Rund 67.500 Tonnen Bioabfall werden zukünftig aus beiden Kreisen jährlich am Asdonkshof angeliefert, rund 23.000 Tonnen davon werden fermentiert. Im Laufe des Aprils soll das neue Werk von der Bezirksregierung abgenommen werden, um vom Probebetrieb in den regulären Betrieb gehen zu können. „Es ist die erste Vergärungsanlage ihrer Art im Regierungsbezirk Düsseldorf“, freut sich Hans-Georg Kellermann. „In St.
Augustin im Rhein-Sieg-Kreis nordöstlich von Bonn ist eine ähnliche Anlage zu finden. Sie ist baulich fast gleich und wurde drei Monate eher fertiggestellt.“
„Durch die neue Anlage mit ihrer innovativen Technologie haben der Kreis Wesel und der Kreis Viersen in einer gemeinsamen Anstrengung einen großen Schritt für den Klimaschutz getan“, sagt KWA-Geschäftsführer Peter Bollig. „Wir sind stolz darauf, dass dies an unserem Standort realisiert wurde. Das Hochfahren der Anlage hat dank der Inbetriebnehmer und unserer Mannschaft bisher so gut funktioniert.“
Bis zu 40 Millionen Euro investiert der Bioabfallverband Niederrhein, hinter dem die Kreise Viersen und Wesel auch als Gesellschafter der Kreis Weseler Abfallgesellschaft Regio stehen. Die Bausumme bleibt in der geplanten Höhe. Fünf Millionen Euro werden vom Bundesministerium für Bildung und Forschung gefördert. Anders als in den skandinavischen Ländern, zum Beispiel Dänemark, wo 20 Prozent des Gasbedarfes aus Biomethan gedeckt werden, ist in der Bundesrepublik diese innovative Technologie bisher kaum im Blickfeld.

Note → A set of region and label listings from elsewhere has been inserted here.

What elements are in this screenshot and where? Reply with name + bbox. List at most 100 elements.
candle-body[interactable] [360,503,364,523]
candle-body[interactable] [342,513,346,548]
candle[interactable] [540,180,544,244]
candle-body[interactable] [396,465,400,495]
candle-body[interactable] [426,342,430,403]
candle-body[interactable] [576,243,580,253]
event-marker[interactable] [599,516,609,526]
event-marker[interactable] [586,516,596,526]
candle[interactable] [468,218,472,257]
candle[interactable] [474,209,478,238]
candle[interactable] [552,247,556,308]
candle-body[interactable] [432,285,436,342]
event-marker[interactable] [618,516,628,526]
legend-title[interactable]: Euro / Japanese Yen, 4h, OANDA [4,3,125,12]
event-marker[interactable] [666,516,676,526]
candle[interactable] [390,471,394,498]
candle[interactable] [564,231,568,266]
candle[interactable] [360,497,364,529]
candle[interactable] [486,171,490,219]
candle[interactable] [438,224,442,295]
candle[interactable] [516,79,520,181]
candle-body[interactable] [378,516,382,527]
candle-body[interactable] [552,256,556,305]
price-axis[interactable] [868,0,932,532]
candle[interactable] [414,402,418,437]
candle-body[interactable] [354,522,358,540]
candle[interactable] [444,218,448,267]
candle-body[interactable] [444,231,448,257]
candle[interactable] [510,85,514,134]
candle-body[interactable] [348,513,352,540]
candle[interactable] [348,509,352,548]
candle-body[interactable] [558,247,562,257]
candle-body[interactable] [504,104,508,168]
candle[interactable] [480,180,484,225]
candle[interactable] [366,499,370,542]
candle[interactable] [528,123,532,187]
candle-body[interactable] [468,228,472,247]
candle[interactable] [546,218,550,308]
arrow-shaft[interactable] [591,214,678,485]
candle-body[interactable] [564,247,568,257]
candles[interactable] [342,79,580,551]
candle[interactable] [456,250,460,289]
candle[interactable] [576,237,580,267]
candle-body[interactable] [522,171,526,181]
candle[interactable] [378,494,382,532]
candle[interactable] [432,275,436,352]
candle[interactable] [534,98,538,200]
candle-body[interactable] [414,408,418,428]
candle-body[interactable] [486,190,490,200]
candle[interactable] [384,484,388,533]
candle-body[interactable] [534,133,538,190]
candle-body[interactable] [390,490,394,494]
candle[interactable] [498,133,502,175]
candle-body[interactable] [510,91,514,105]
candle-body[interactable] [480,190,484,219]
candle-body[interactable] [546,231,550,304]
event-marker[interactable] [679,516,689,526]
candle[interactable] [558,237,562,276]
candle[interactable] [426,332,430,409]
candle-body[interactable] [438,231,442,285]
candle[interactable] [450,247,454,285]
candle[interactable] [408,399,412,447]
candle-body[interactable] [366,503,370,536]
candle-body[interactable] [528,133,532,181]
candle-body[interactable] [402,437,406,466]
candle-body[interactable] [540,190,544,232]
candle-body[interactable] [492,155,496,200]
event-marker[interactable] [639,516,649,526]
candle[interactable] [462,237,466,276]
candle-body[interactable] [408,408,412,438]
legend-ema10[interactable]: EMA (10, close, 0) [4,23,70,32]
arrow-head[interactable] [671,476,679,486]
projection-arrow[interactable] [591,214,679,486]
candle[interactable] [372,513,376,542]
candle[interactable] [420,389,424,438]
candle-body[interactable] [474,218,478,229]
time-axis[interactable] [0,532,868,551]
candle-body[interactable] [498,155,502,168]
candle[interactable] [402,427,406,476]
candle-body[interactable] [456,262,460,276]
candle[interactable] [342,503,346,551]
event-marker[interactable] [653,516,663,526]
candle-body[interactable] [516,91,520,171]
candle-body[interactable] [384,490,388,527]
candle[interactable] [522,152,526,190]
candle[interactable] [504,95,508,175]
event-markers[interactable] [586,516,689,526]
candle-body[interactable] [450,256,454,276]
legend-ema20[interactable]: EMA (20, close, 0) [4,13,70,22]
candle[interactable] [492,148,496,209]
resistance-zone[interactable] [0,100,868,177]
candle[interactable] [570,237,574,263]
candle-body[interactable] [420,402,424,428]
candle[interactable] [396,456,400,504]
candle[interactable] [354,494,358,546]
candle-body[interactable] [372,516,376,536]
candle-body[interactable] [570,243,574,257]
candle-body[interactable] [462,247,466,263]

Wenn es um erneuerbare Energien geht, werden zunächst Windkraft und Photovoltaik, Wasserkraft und Erdwärme genannt. Der Anteil von Biomethan liegt bei weniger als einem Prozent des Primärenergieverbrauchs, obwohl über zehn Prozent denkbar wären, wenn die anfallenden Biomaterialien konsequent genutzt würden. „Die neue Anlage wirbt dafür, diesen Anteil zu steigern“; sagt Peter Bollig.